DCNR goes on to state that the plan should be revised and submitted for approval prior to any logging and that any proceeds must be reinvested in White’s Woods or other Township parks. DCNR cited several publications for guidance in the revision. It is notable that one publication (Timber Harvesting in Pennsylvania: Information for Citizens and Local Government Officials, http://pubs.cas.psu.edu/FreePubs/pdfs/uh097.pdf) has a section entitled “Involve the community” which speaks of consultation and cooperation with community groups as key to avoiding conflicts over timbering plans.
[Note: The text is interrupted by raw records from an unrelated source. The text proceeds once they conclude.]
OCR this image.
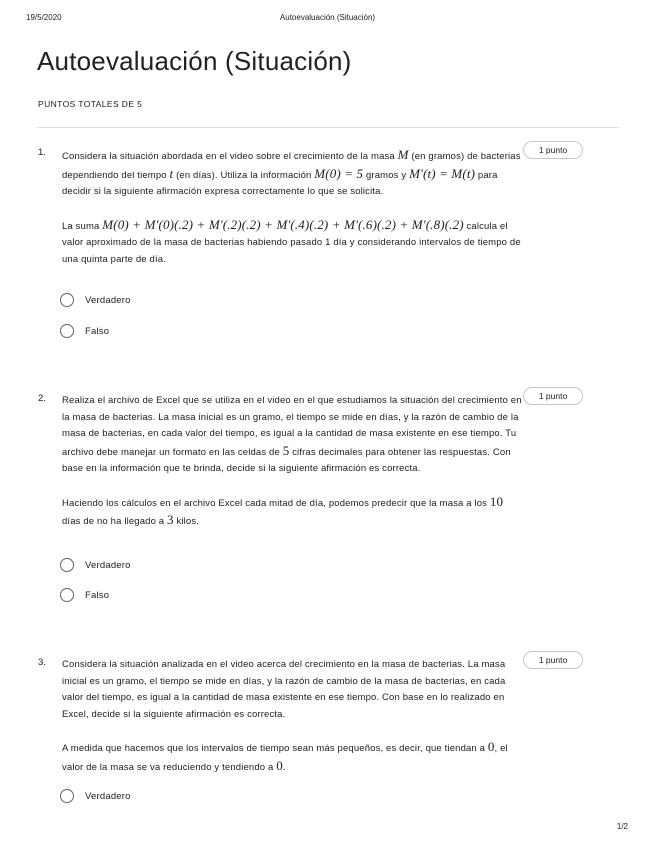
19/5/2020	Autoevaluación (Situación)
Autoevaluación (Situación)
PUNTOS TOTALES DE 5
1. Considera la situación abordada en el video sobre el crecimiento de la masa M (en gramos) de bacterias dependiendo del tiempo t (en días). Utiliza la información M(0) = 5 gramos y M'(t) = M(t) para decidir si la siguiente afirmación expresa correctamente lo que se solicita.

La suma M(0) + M'(0)(.2) + M'(.2)(.2) + M'(.4)(.2) + M'(.6)(.2) + M'(.8)(.2) calcula el valor aproximado de la masa de bacterias habiendo pasado 1 día y considerando intervalos de tiempo de una quinta parte de día.

1 punto
Verdadero
Falso
2. Realiza el archivo de Excel que se utiliza en el video en el que estudiamos la situación del crecimiento en la masa de bacterias. La masa inicial es un gramo, el tiempo se mide en días, y la razón de cambio de la masa de bacterias, en cada valor del tiempo, es igual a la cantidad de masa existente en ese tiempo. Tu archivo debe manejar un formato en las celdas de 5 cifras decimales para obtener las respuestas. Con base en la información que te brinda, decide si la siguiente afirmación es correcta.

Haciendo los cálculos en el archivo Excel cada mitad de día, podemos predecir que la masa a los 10 días de no ha llegado a 3 kilos.

1 punto
Verdadero
Falso
3. Considera la situación analizada en el video acerca del crecimiento en la masa de bacterias. La masa inicial es un gramo, el tiempo se mide en días, y la razón de cambio de la masa de bacterias, en cada valor del tiempo, es igual a la cantidad de masa existente en ese tiempo. Con base en lo realizado en Excel, decide si la siguiente afirmación es correcta.

A medida que hacemos que los intervalos de tiempo sean más pequeños, es decir, que tiendan a 0, el valor de la masa se va reduciendo y tendiendo a 0.

1 punto
Verdadero
1/2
Thus DCNR has ruled a second time that the plan is deeply flawed. Not only does the plan call for “excessive” timbering for a park, but it is inconsistent with the recreation and conservation purpose of the park. Further, DCNR now insists that any revised plan be approved by them prior to implementation. Clearly the plan requires a major revision. In fact the preferred approach would be to abandon the current plan, consult with the community to determine their goals for White’s Woods and create a new plan based on those shared goals.
April 12, 2020
White Township is managing White’s Woods without public comment or involvement.
Sections of mature trees in White’s Woods have been marked with green dots to be timbered and removed from the forest beginning as soon as early summer 2020. White Township claims that this is all part of a management plan to remove invasive species and improve forest health and safety.
However, the management plan has not been made available to the public as of April 12, 2020. Additionally, this activity is happening during a global pandemic when members of the public have been asked to shelter at home, unable to attend White Township Board of Supervisors meetings.